55 Arthroscopic Glenoid Removal and Bone Grafting
Abstract
Arthroscopic glenoid component removal is an attractive technique of converting a symptomatic total shoulder arthroplasty to a hemiarthroplasty for patients with aseptic glenoid loosening that are not candidates or are unwilling to have an open revision procedure. There are multiple advantages over the open technique, but it is primarily focused on avoiding another violation of the subscapularis tendon. It also has the potential to decrease postoperative pain and expedite the postoperative rehabilitation process. The arthroscopic approach allows the surgeon to easily perform additional procedures such as obtaining intraoperative cultures, synovectomy, capsular release, rotator cuff repair, etc. When necessary, bone grafting of any residual contained glenoid bone defects is easily accomplished as well. In our experience, we have found this arthroscopic technique extremely beneficial in our patients with aseptic glenoid loosening who are not candidates for an open revision surgery.
55.1 Goals of Procedure
The primary goal of this procedure is to relieve shoulder pain and dysfunction attributed to glenoid loosening after a total shoulder arthroplasty in a minimally invasive fashion that allows removal of the glenoid component in a way that is atraumatic to the subscapularis tendon. Previous literature has shown good outcomes after glenoid component removal for aseptic loosening in total shoulder arthroplasty. 1 Although this approach is intended for cases of presumed glenoid loosening, previous literature has shown the difficulty in diagnosing low-grade chronic shoulder infections such as those with Propionibacterium acnes. Clinical signs and symptoms, inflammatory markers, diagnostic imaging, and shoulder aspiration lack sensitivity and specificity to accurately diagnose periprosthetic shoulder infections, and the gold standard remains multiple intraoperative cultures and biopsies. 2 This arthroscopic approach allows the surgeon to easily assess the glenohumeral joint and take multiple cultures and biopsies from multiple locations with minimal morbidity if warranted. These results can then be used to guide further treatment if necessary.
A secondary goal of this procedure is to restore glenoid bone stock after component removal. Many times, there remains a contained cavitary defect around the central peg. The following technique describes a simple way of preparing and bone grafting contained lesions arthroscopically. This can be performed in the hope to prevent excessive medialization of the glenohumeral joint line after glenoid removal and subsequent conversion to hemiarthroplasty. 3 We have not and do not recommend arthroscopically bone grafting uncontained glenoid bone defects.
55.2 Advantages
The main advantages of the arthroscopic technique over an open technique revolve around preservation of the subscapularis tendon attachment. This prevents the complications associated with detaching the subscapularis tendon whether it be with a lesser tuberosity osteotomy, peel, or tenotomy.
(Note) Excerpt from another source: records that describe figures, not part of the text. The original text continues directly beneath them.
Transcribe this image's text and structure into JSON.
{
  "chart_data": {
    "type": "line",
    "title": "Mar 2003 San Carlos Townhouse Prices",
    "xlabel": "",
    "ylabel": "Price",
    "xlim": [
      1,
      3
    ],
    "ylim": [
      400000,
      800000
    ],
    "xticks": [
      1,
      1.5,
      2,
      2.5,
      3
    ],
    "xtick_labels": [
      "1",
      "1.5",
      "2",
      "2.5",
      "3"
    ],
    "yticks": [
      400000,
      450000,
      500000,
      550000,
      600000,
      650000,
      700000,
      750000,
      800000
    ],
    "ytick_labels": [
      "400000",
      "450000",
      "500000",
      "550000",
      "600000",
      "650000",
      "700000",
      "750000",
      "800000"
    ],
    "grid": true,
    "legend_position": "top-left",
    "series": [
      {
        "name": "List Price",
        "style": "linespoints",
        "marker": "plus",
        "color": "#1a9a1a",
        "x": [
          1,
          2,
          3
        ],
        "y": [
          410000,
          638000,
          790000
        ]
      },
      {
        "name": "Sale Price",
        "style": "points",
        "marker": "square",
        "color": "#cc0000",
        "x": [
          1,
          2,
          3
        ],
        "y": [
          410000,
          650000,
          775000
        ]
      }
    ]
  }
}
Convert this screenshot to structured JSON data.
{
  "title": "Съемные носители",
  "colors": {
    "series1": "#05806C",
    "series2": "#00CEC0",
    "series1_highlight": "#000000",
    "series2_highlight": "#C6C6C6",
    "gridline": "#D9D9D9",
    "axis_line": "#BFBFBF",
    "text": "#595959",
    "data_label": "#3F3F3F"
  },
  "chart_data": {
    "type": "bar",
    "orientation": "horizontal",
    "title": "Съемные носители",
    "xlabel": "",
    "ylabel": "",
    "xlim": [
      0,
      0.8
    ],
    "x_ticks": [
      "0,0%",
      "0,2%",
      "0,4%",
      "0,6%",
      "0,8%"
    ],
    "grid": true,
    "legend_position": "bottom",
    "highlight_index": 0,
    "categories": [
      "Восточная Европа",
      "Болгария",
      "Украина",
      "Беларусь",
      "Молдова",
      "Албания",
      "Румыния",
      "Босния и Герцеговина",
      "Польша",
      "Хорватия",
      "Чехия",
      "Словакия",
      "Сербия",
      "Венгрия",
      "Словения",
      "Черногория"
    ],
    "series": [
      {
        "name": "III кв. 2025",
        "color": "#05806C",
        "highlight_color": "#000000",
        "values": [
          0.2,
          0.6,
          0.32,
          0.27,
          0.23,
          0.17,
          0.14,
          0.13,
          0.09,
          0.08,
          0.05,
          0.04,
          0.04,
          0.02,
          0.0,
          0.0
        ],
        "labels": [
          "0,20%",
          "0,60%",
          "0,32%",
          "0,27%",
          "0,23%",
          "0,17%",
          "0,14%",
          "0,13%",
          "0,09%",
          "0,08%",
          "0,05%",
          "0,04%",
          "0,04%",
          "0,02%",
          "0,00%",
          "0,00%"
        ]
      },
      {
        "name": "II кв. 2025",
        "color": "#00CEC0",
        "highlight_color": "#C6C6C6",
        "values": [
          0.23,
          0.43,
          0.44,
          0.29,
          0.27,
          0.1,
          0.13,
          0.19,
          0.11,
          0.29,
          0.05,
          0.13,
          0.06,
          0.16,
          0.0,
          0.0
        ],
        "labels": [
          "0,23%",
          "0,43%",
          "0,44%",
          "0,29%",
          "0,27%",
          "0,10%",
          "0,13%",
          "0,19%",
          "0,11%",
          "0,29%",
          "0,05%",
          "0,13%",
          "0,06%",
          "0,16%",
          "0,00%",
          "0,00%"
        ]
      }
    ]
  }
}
This advantage also translates to easier postoperative rehabilitation since protecting the subscapularis repair is not necessary. Other advantages include less intraoperative blood loss, decreased postoperative pain, and the ability to easily perform other indicated procedures such as synovectomy, capsular release, and rotator cuff repair.
55.3 Indications
The primary indication for arthroscopic glenoid component removal and glenoid bone grafting is a painful total shoulder arthroplasty with radiographic evidence of glenoid loosening in a patient who is not a candidate or willing to undergo glenoid component revision. The presumed diagnosis should be aseptic glenoid loosening and as such all preoperative infection workup should be negative for any obvious periprosthetic shoulder infection. Occasionally, the glenoid component has become dislodged from the glenoid cavity and this can also be an indication to retrieve the glenoid component arthroscopically.
55.4 Contraindications
Contraindications include any patient who is a candidate and willing to undergo open revision of the glenoid component. Active, ongoing infection is another contraindication to arthroscopic management. Finally, any contraindication related to the use of a hemiarthroplasty such as component instability or massive rotator cuff tears where the patient may be best suited for a reverse shoulder arthroplasty is a contraindication for this procedure.
55.5 Preoperative Preparation/Positioning
A standard radiographic examination of the shoulder is necessary to make the diagnosis of a loose glenoid component. The appearance of circumferential radiolucent lines or a change in glenoid implant position leads to diagnosis. 4 CT aids in the ability to gauge the size and extent of any associated glenoid bone loss. As with any planned revision shoulder arthroplasty or painful shoulder arthroplasty, a standardized approach to assess for the presence of a periprosthetic shoulder infection is imperative.
We prefer the beach-chair position and utilization of general anesthesia with an interscalene block for postoperative pain control. Standard prepping and draping occurs. If intraoperative cultures or biopsies are planned, preoperative antibiotics are held until after these have been taken.